Ogólnie teraz chcę zrzucić do 90, jak dobrze pójdzie osiągnę do końca wiosny 2021, później nie to że chcę odpuścić ale sobie robić przerwę na lato w redukcji ale bez rzucania się na żarcie, po prostu ustalić sobie 0 kaloryczne, dalej liczyć te kalorie i np. w weekendy się lądować ale bez jakiś szaleństwo.
Wymiary startowe:
24.05.20
pas 120 cm
brzuch 134 cm
klata 120 cm
dupa 130 cm
udo 70 cm
~136kg
Wymiary:
20.06.20
pas 119,5 cm
brzuch 129 cm
klata 120 cm
dupa 126,5 cm
udo 68 cm
132,4kg
Jakieś rady? Uwagi?
Na kolację tak zmniejsz ilość wafli ryżowych i masła, żeby zmieścić serek wiejski za 200kcal.
Co do uwag, to nie wypowiadam się w roli eksperta, bo jak sam wiesz dopiero zrzucam wagę, ale ja np. gotuję pierś kurczaka w przyprawach typu curry, a po ugotowaniu dodaję do innej potrawy, ewentualnie polewam delikatnie jogurtem naturalnym z czerwonym pieprzem i bazylią.

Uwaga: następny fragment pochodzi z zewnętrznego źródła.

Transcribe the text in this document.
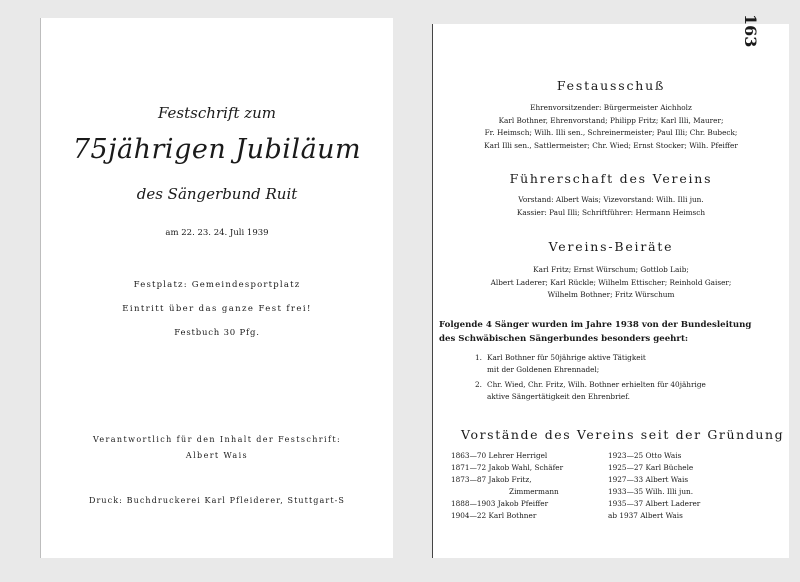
Festschrift zum
75jährigen Jubiläum
des Sängerbund Ruit
am 22. 23. 24. Juli 1939
Festplatz: Gemeindesportplatz
Eintritt über das ganze Fest frei!
Festbuch 30 Pfg.
Verantwortlich für den Inhalt der Festschrift:
Albert Wais
Druck: Buchdruckerei Karl Pfleiderer, Stuttgart-S
Festausschuß
Ehrenvorsitzender: Bürgermeister Aichholz
Karl Bothner, Ehrenvorstand; Philipp Fritz; Karl Illi, Maurer;
Fr. Heimsch; Wilh. Illi sen., Schreinermeister; Paul Illi; Chr. Bubeck;
Karl Illi sen., Sattlermeister; Chr. Wied; Ernst Stocker; Wilh. Pfeiffer
Führerschaft des Vereins
Vorstand: Albert Wais; Vizevorstand: Wilh. Illi jun.
Kassier: Paul Illi; Schriftführer: Hermann Heimsch
Vereins-Beiräte
Karl Fritz; Ernst Würschum; Gottlob Laib;
Albert Laderer; Karl Rückle; Wilhelm Ettischer; Reinhold Gaiser;
Wilhelm Bothner; Fritz Würschum
Folgende 4 Sänger wurden im Jahre 1938 von der Bundesleitung
des Schwäbischen Sängerbundes besonders geehrt:
1. Karl Bothner für 50jährige aktive Tätigkeit
mit der Goldenen Ehrennadel;
2. Chr. Wied, Chr. Fritz, Wilh. Bothner erhielten für 40jährige
aktive Sängertätigkeit den Ehrenbrief.
Vorstände des Vereins seit der Gründung
1863—70 Lehrer Herrigel
1871—72 Jakob Wahl, Schäfer
1873—87 Jakob Fritz,
Zimmermann
1888—1903 Jakob Pfeiffer
1904—22 Karl Bothner
1923—25 Otto Wais
1925—27 Karl Büchele
1927—33 Albert Wais
1933—35 Wilh. Illi jun.
1935—37 Albert Laderer
ab 1937 Albert Wais
163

I serio jak zdaje sobie sprawę ze ta panierka to najgłupsza rzecz xD Ale jak mam wytrzymać taki maraton to muszę robić małe kroki. I tak jak napisałem, wiem ze muszę znaleźć alternatywę.
A olej rzepakowy
Ja najczęściej piekę w piekarniku, stosując różne przyprawy czy mieszanki typu harissa lub garam masala. Jeśli robię jakiś sos albo do zup, to wtedy też gotuję. Smażenie - okazjonalnie, dla odmiany.

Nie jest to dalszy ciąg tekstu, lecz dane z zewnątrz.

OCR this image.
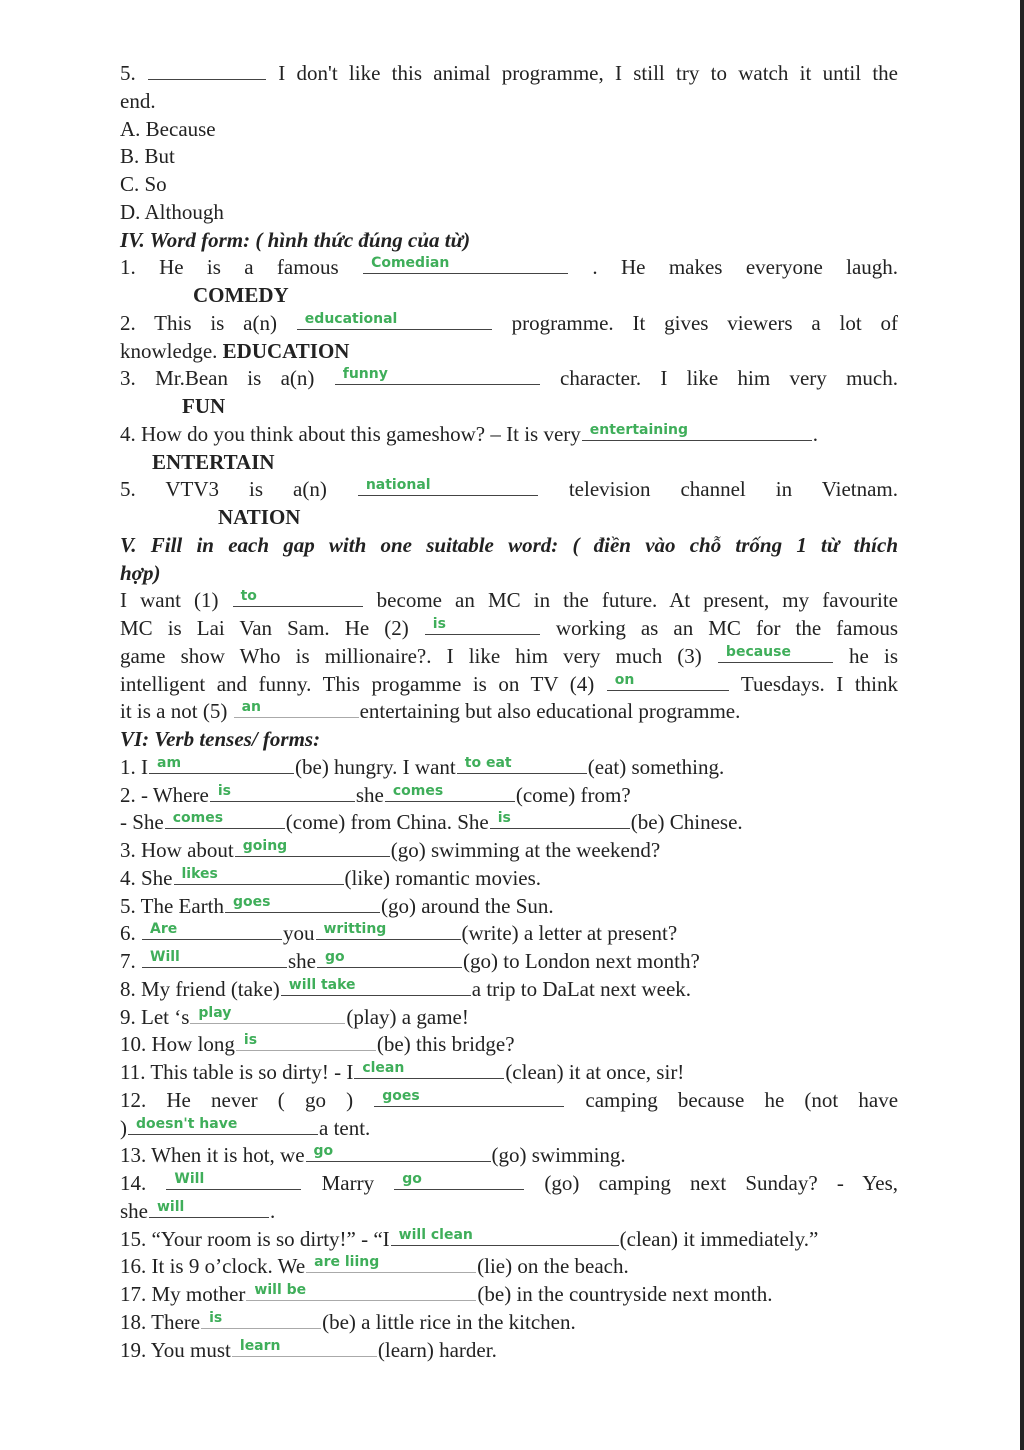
5.	I don't like this animal programme, I still try to watch it until the
end.
A. Because
B. But
C. So
D. Although
IV. Word form: ( hình thức đúng của từ)
1. He is a famous Comedian	. He makes everyone laugh.
COMEDY
2. This is a(n) educational	programme. It gives viewers a lot of
knowledge. EDUCATION
3. Mr.Bean is a(n) funny	character. I like him very much.
FUN
4. How do you think about this gameshow? – It is very entertaining	.
ENTERTAIN
5. VTV3 is a(n)	national	television channel in Vietnam.
NATION
V. Fill in each gap with one suitable word: ( điền vào chỗ trống 1 từ thích
hợp)
I want (1) to	become an MC in the future. At present, my favourite
MC is Lai Van Sam. He (2) is	working as an MC for the famous
game show Who is millionaire?. I like him very much (3) because	he is
intelligent and funny. This progamme is on TV (4) on	Tuesdays. I think
it is a not (5) an	entertaining but also educational programme.
VI: Verb tenses/ forms:
1. I am	(be) hungry. I want to eat	(eat) something.
2. - Where is	she comes	(come) from?
- She comes	(come) from China. She is	(be) Chinese.
3. How about going	(go) swimming at the weekend?
4. She likes	(like) romantic movies.
5. The Earth goes	(go) around the Sun.
6. Are	you writting	(write) a letter at present?
7. Will	she go	(go) to London next month?
8. My friend (take) will take	a trip to DaLat next week.
9. Let ‘s play	(play) a game!
10. How long is	(be) this bridge?
11. This table is so dirty! - I clean	(clean) it at once, sir!
12. He never ( go ) goes	camping because he (not have
) doesn't have	a tent.
13. When it is hot, we go	(go) swimming.
14. Will	Marry go	(go) camping next Sunday? - Yes,
she will	.
15. “Your room is so dirty!” - “I will clean	(clean) it immediately.”
16. It is 9 o’clock. We are liing	(lie) on the beach.
17. My mother will be	(be) in the countryside next month.
18. There is	(be) a little rice in the kitchen.
19. You must learn	(learn) harder.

Sam w sobie nie jest problemem, ale te 180kcal z niego możesz
Jeśli chodzi o kurę w panierce to polecam Ci następujący sposób: kroisz sobie kurę na kawałki jak na nuggetsy, w miseczce mieszasz jajko i jogurt naturalny
Ja 193 cm 115 kg siłownia 3x w tyg basen 4x w tyg i jem 2300 co jest dla mnie taka ilosc kalorii ze bym ani nie tył ani nie chudł gdyby nie aktywność fizyczna.